Which lead me to write a Munin "plugin", multimemory. Based off multips, this plugin lets you specify a bunch of process names, and it'll graph the total memory usage of processes matching each one. It's available at GitHub if anyone wants it.
It gave me the following graph, which, twelve hours later, makes the culprit in the case of the leaking memory pretty clear.
Next steps: wait for 5.3's new garbage collector. Well, probably more likely I'll just jump ship to 5.3 sooner, stable version be damned. That, and reduce the number of requests each php-cgi gets to serve before it's replaced.

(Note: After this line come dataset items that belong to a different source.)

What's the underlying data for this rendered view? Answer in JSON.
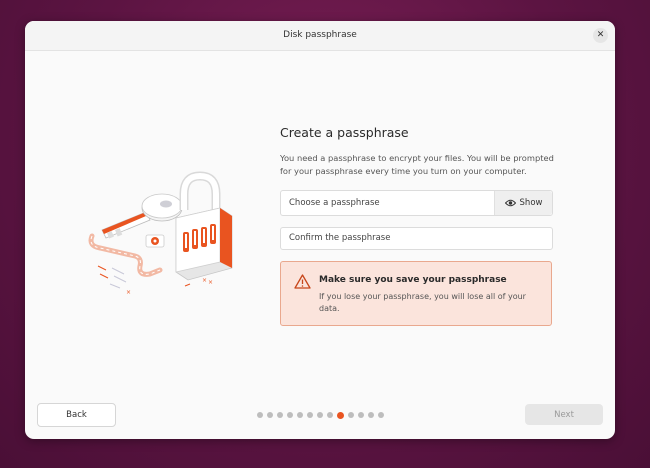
{
  "window": {
    "title": "Disk passphrase",
    "close_icon": "close-icon"
  },
  "main": {
    "heading": "Create a passphrase",
    "description": "You need a passphrase to encrypt your files. You will be prompted for your passphrase every time you turn on your computer.",
    "passphrase_input": {
      "placeholder": "Choose a passphrase",
      "value": ""
    },
    "show_button": {
      "label": "Show",
      "icon": "eye-icon"
    },
    "confirm_input": {
      "placeholder": "Confirm the passphrase",
      "value": ""
    },
    "warning": {
      "icon": "warning-icon",
      "title": "Make sure you save your passphrase",
      "body": "If you lose your passphrase, you will lose all of your data."
    }
  },
  "footer": {
    "back_label": "Back",
    "next_label": "Next",
    "page_indicator": {
      "total": 13,
      "current": 9
    }
  },
  "colors": {
    "accent": "#e95420",
    "warning_bg": "#fbe4dc",
    "warning_border": "#e9a88e",
    "desktop_bg": "#5c1442"
  }
}
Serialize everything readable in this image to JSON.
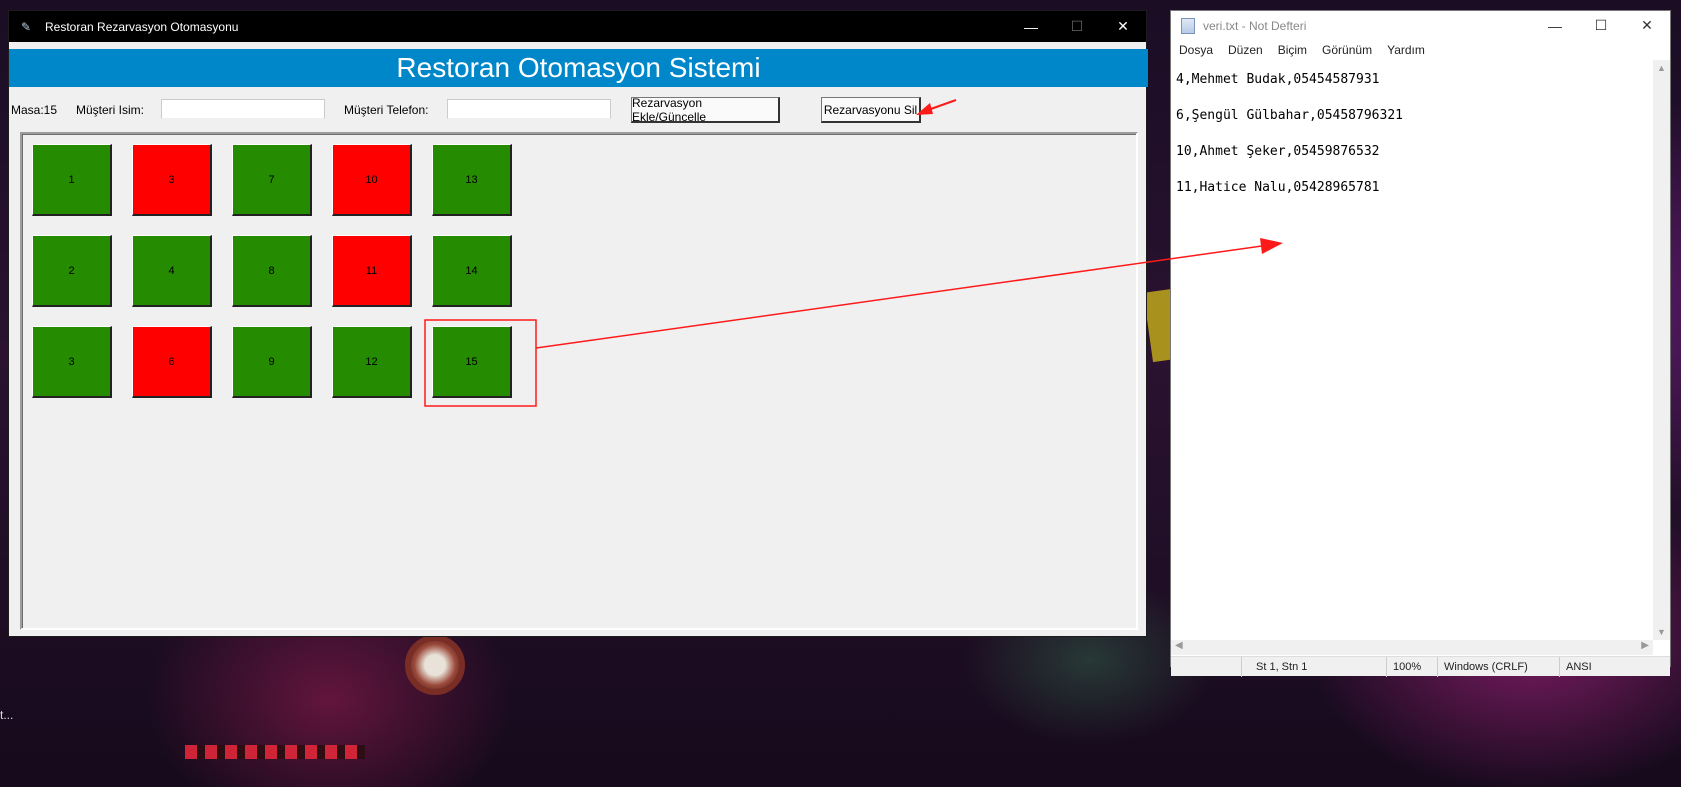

Apparently, this isn't PHP's fault:
PHP is glue. It is the glue used to build cool web applications by sticking dozens of 3rd-party libraries together and making it all appear as one coherent entity through an intuitive and easy to learn language interface. The flexibility and power of PHP relies on the stability and robustness of the underlying platform. It needs a working OS, a working web server and working 3rd-party libraries to glue together. When any of these stop working PHP needs ways to identify the problems and fix them quickly. When you make the underlying framework more complex by not having completely separate execution threads, completely separate memory segments and a strong sandbox for each request to play in, feet of clay are introduced into PHP's system.
Sure, I get it, you like having your own process to play around in. But dammit, PHP, why don't you clean up after yourself each request? Is this the experience of everyone who runs PHP with fcgid?